The third act of Thunderbolts* is largely set in the Void, an all-encompassing blackness that transports people into a sort of shadow realm where they relive their worst traumas.
“I also think that the time of it is happening so much faster than you expect,” Pearson said of the Void overtaking portions of New York City. “That expansion and retraction of time is different. As we say in Thor: Ragnarok, ‘Time works real different around here.’ When you’re in the Void Space, who knows how long it’s been? Maybe it’s been one second.”

Pearson — a Marvel Studios veteran scribe who went through Marvel’s writers’ program before penning the scripts for Thor: Ragnarok, Black Widow, and The Fantastic Four: First Steps — wrote Thunderbolts* on spec and conceived the story, which at one time had the Red Hulk as the villain before a breakthrough led to Sentry: a mentally ill character whose split psyche created the heroic Sentry and villainous Void personas.

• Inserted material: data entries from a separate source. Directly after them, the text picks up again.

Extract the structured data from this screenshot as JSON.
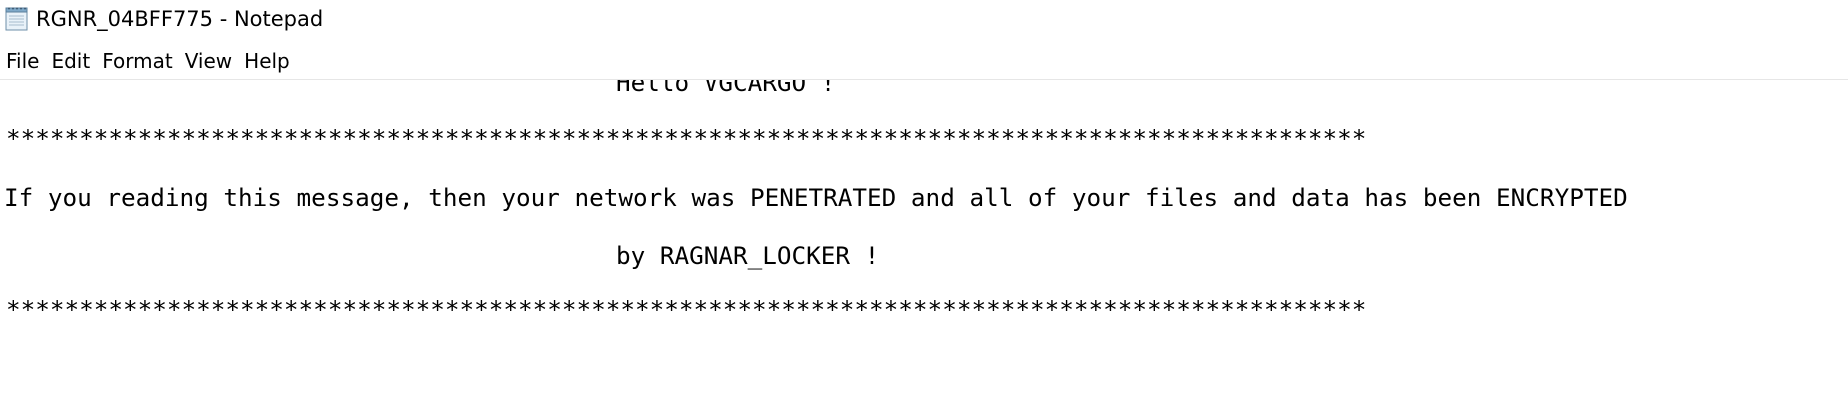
{
  "window": {
    "title": "RGNR_04BFF775 - Notepad",
    "icon": "notepad-icon"
  },
  "menu": {
    "items": [
      "File",
      "Edit",
      "Format",
      "View",
      "Help"
    ]
  },
  "document": {
    "lines": [
      "                       Hello VGCARGO !",
      "*********************************************************************************************",
      " If you reading this message, then your network was PENETRATED and all of your files and data has been ENCRYPTED",
      "                       by RAGNAR_LOCKER !",
      "*********************************************************************************************"
    ]
  }
}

“When I was in the Marvel Writers’ Program in 2010 and 2011, you read a bunch of stuff. One of the things that I read was a Sentry comic,” Pearson explained to ComicBook in our exclusive interview. “We had tried a couple of versions of the Thunderbolts* script where I always knew I wanted this thing to end with a hug, with a villain they cannot defeat.”
“Ultimately, they are not that spectacular in their powers,” he continued. “That is not what makes them special. So, there is a physical villain they cannot beat. I wanted them to have an emotional breakthrough and end it with a hug.”
Marvel Studios’ Thunderbolts* *The New Avengers is now playing only in theaters.